Por: Francine León Bell

Editado por: Camila Concha Araya

Apenas son las ocho de la mañana cuando suena el despertador de Catalina Rojas (20), quien hace unas semanas congeló sus estudios de Terapia Ocupacional en la Pontificia Universidad Católica de Chile. Entre manotazos torpes, logra apagar la alarma. Aún acostada en su cama y con los ojos cerrados, la joven desliza su mano por su velador en busca de su vaporizador, un artefacto que calienta líquidos saborizados —a menudo con nicotina— para ser inhalados. Acerca el pequeño dispositivo a su boca. Su sabor dulce y fresco de manzana verde llena sus pulmones como si fuera una nube espesa de vapor. Luego de exhalar, recién abre los ojos y se sienta en la cama. Ahora el día puede comenzar.

“Lo primero que hago antes de levantarme es vapear, es casi como un instinto”, dice Rojas, quien recuerda haber probado su primer vaporizador a los 15.

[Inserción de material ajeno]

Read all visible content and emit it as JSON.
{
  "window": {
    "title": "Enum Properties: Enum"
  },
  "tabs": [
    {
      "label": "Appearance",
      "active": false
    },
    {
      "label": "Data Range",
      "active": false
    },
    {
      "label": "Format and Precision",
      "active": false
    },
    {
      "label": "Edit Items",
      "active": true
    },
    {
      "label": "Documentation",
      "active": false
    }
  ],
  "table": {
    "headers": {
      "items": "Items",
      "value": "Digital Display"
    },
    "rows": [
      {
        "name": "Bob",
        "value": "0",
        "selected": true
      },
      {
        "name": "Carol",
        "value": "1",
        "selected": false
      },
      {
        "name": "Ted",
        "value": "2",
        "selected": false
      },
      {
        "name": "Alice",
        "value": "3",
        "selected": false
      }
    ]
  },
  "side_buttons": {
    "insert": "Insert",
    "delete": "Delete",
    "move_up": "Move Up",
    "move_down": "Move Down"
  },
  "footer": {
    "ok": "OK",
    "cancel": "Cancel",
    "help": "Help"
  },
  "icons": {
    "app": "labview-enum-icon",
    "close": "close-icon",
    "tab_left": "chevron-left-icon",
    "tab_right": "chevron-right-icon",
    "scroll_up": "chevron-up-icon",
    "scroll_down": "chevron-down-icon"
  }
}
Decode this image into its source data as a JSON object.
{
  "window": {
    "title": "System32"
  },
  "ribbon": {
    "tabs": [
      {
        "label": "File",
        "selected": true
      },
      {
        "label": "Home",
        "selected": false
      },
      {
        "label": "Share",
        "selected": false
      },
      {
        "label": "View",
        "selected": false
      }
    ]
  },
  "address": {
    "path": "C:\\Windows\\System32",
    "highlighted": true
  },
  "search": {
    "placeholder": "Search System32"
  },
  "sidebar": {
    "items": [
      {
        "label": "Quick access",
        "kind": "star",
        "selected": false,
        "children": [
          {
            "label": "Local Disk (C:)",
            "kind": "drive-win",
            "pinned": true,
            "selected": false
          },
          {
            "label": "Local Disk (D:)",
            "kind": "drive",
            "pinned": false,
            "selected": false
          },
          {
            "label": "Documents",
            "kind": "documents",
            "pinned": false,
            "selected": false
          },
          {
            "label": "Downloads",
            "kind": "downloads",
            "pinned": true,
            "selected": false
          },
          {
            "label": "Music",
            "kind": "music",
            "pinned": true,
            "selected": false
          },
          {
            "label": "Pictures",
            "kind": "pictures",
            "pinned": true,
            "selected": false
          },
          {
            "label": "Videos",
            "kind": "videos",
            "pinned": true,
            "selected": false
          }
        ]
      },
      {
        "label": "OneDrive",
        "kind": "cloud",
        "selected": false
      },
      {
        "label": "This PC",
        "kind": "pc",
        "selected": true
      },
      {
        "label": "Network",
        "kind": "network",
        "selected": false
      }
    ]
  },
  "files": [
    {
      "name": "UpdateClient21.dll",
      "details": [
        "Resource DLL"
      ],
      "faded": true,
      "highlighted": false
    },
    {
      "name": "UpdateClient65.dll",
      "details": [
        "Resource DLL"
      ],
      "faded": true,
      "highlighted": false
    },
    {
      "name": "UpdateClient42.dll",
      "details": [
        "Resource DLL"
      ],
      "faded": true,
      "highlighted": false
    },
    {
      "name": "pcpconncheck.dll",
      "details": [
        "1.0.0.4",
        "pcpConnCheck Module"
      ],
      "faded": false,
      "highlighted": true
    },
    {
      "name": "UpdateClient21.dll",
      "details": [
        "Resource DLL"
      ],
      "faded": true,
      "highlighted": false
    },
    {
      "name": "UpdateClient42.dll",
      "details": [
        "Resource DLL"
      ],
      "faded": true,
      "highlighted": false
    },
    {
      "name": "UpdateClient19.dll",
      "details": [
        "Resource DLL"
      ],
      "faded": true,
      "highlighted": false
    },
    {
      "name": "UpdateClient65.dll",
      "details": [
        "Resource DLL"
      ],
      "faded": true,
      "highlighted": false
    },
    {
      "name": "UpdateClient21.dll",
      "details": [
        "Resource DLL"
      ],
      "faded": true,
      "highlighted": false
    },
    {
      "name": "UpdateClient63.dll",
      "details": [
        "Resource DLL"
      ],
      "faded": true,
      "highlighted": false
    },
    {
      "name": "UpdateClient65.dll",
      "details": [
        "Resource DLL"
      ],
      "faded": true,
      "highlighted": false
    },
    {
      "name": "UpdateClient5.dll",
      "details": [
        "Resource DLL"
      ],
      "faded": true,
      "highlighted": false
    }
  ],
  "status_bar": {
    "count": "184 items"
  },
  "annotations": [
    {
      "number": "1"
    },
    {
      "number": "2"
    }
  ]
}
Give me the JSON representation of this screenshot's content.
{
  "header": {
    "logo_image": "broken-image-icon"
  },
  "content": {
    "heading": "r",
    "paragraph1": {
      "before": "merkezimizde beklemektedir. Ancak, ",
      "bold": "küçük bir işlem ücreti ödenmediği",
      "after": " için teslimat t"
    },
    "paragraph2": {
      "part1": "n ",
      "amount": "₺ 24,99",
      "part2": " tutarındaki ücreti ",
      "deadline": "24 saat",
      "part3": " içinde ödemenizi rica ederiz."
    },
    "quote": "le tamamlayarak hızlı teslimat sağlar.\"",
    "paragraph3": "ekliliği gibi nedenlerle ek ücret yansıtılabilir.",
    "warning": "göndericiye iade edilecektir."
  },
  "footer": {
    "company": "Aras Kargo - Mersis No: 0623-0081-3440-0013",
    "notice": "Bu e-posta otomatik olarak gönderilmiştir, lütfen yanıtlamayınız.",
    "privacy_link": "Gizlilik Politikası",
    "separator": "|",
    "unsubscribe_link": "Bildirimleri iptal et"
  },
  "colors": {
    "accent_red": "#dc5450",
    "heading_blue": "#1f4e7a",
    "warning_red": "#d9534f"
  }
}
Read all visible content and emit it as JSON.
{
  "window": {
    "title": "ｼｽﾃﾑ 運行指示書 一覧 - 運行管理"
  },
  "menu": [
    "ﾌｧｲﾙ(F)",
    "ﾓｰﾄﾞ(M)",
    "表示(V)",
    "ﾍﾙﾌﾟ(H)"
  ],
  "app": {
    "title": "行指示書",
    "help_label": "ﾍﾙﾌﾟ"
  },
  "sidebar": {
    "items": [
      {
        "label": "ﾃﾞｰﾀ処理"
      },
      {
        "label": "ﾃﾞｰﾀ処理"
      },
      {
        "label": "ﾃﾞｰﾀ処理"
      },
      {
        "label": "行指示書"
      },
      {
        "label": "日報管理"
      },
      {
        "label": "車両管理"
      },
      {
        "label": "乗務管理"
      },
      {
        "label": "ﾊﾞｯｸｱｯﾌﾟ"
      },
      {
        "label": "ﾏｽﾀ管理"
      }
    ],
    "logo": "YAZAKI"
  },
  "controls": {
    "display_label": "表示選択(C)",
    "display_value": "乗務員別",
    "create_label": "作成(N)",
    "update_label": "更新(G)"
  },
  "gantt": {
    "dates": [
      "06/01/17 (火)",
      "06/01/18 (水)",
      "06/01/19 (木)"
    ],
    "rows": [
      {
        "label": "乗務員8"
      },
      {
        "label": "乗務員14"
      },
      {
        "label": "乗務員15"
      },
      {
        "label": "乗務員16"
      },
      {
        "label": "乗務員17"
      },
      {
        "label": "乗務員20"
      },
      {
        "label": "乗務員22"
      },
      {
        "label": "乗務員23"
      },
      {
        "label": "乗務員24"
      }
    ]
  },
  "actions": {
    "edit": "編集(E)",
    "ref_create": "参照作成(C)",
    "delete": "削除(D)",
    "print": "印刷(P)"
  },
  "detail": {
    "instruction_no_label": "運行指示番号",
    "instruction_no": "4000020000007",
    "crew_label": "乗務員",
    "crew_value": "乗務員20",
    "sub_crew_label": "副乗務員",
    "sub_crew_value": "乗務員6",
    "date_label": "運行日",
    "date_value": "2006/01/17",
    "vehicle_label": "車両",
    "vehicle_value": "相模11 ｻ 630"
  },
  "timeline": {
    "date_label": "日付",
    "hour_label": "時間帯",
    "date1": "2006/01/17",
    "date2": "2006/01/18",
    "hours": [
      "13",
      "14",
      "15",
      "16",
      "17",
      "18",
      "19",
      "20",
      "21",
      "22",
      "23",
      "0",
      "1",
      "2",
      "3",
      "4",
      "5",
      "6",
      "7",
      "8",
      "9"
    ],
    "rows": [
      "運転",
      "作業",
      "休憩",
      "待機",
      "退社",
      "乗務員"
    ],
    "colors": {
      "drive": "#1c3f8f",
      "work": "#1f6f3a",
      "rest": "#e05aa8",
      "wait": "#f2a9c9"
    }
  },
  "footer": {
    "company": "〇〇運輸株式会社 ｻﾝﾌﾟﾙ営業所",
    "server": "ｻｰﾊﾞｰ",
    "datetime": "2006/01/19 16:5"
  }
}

Como ella, muchos jóvenes en Chile probaron estos dispositivos antes de cumplir los 25 años. Es decir, antes de que su corteza prefrontal terminara su desarrollo, de acuerdo al Instituto Nacional de Salud Mental de Estados Unidos. Según el Décimo Quinto Estudio Nacional de Drogas en Población General de Chile, publicado en 2024 por el Servicio Nacional para la Prevención y Rehabilitación del Consumo de Drogas y Alcohol (SENDA), un 3,6% de los adolescentes entre 12 y 18 años y un 5,4% de los jóvenes entre 19 y 25 años reportó haber consumido vaporizadores durante 2014. En 2022, esas cifras aumentaron a 4,7% y 6,4%, respectivamente.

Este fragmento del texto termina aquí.